I’ve been blessed. I’ve written a number of books. I’ve been very fortunate. Readers that I don’t know have given my work reviews that have, in the vast majority, earned four or five stars.
That’s why, when I receive a bad review, I like to study it and figure out if there is something I can learn to improve my work.
When I signed onto the Amazon author’s site, I saw this review for my second book, Let Me Be Frank:
I’ve redacted the name in this review. I didn’t want to make this post about the person who submitted the review, I wanted to make it a teaching moment.
First, I looked at the review. It’s titled ‘Boring’ and starts out with the words ‘too slow’. This is valid criticism for a book and sometimes, in a detective novel, the pacing can be a bit slow as the protagonist follows up on leads. Then, as I read further, the reader states that ‘…nothing remotely interesting happens’. Again, this could be valid based on this reader’s opinion. The next part is telling. the reader finishes with ‘I read up to 25% and all I got was chit-chat over and over’.
I went into the kindle app and saw at what point the reader abandoned hope of further action. Ironically, at 26% there is a gun battle with a character being killed. The reader was right that there was a lot of chit-chat (dialogue) in the book to that point as my protagonist (Frank Rozzani) and his partner (Jonesy) traveled the Gulf Coast looking for clues.
I’m sorry I lost this reader at that point. Detective novels are often a slow burn as evidence is laid out for the reader and they attempt to figure out who committed the crime along with the characters.
I decided to delve into this reviewers record with other books. What I found was interesting.
- My book was one of many (the majority) of those that were reviewed that received 1-2 stars.
- The reviewer read at least two series numbering 4-5 books each and gave every book in the series 1 or 2 stars. Why read three to four more books in a series if you didn’t like the first one?

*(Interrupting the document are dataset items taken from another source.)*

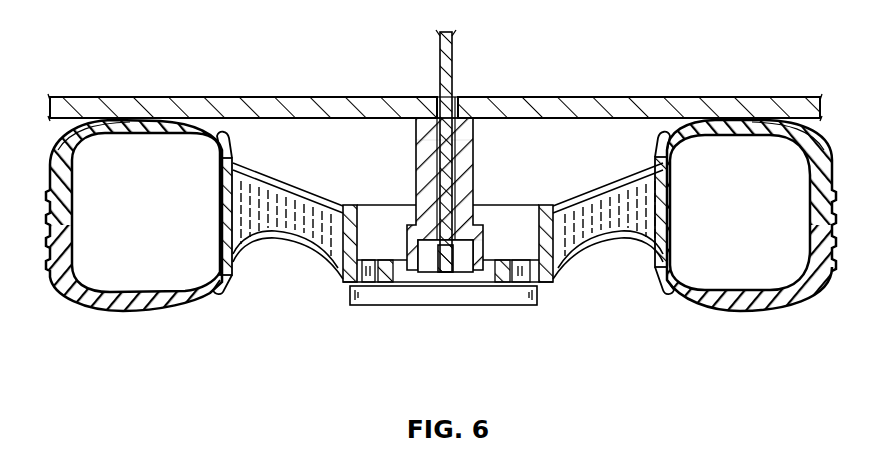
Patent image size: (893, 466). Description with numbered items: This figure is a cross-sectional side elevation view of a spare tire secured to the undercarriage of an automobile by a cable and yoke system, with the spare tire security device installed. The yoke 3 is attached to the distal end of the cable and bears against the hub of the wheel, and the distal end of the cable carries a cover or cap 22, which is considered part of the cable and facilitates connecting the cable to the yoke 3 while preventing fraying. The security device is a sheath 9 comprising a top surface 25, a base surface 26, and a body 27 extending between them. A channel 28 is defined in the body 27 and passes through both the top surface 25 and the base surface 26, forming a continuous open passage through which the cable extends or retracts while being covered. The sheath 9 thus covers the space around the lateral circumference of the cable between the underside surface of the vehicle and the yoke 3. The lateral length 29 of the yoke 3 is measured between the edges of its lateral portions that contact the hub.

The yoke 3 is at (389, 306).
The sheath 9 is at (410, 178).
The cover or cap 22 is at (413, 262).
The top surface 25 is at (416, 119).
The base surface 26 is at (488, 262).
The body 27 is at (474, 184).
The channel 28 is at (455, 117).
The lateral length 29 is at (537, 313).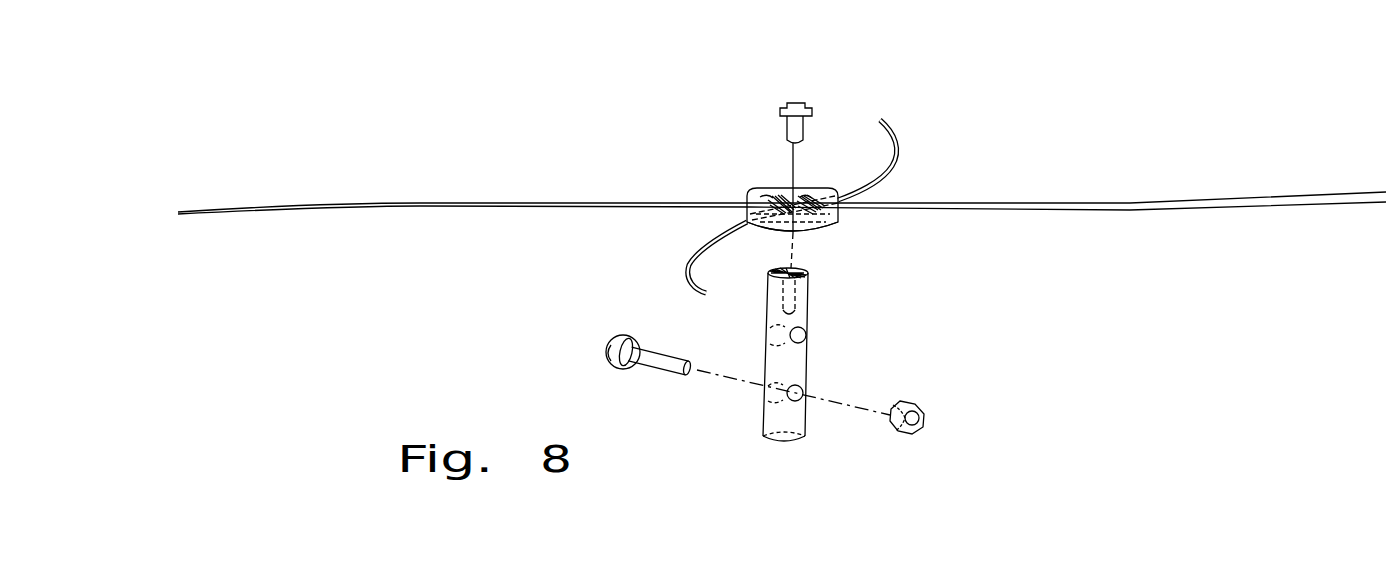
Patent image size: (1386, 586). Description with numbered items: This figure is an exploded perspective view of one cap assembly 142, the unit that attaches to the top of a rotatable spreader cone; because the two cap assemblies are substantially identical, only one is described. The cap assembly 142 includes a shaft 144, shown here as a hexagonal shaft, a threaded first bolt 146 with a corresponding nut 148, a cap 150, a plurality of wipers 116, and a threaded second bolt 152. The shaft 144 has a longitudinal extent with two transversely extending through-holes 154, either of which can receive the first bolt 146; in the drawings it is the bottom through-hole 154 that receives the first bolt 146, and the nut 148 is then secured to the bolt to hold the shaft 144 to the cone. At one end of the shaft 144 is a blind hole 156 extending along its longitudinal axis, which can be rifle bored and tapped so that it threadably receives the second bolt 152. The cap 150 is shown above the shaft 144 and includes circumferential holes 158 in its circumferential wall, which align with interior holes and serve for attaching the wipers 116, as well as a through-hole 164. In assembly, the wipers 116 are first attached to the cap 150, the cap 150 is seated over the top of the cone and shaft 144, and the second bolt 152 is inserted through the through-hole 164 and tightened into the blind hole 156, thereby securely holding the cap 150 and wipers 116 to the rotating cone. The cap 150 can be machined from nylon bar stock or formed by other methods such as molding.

The wipers 116 is at (897, 128).
The cap assembly 142 is at (970, 129).
The shaft 144 is at (786, 354).
The first bolt 146 is at (655, 365).
The nut 148 is at (915, 400).
The cap 150 is at (840, 213).
The second bolt 152 is at (798, 100).
The through-holes 154 is at (808, 393).
The blind hole 156 is at (781, 296).
The circumferential holes 158 is at (764, 196).
The through-hole 164 is at (803, 196).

- When I did find a book that was given a five-star review, it was a book that received 30% of its reviews at a score of three stars or less and 60% at four stars or less.
So, what did I learn from this review. Nothing. The reader only read a small portion of the book and then gave feedback that I would consider valid for the genre. This reader missed out on the action that was just around the corner.
For a book that has received 92% of its reviews in the 4-5 star range, I give this review zero stars.
So, how about you? How do you handle reviews like this?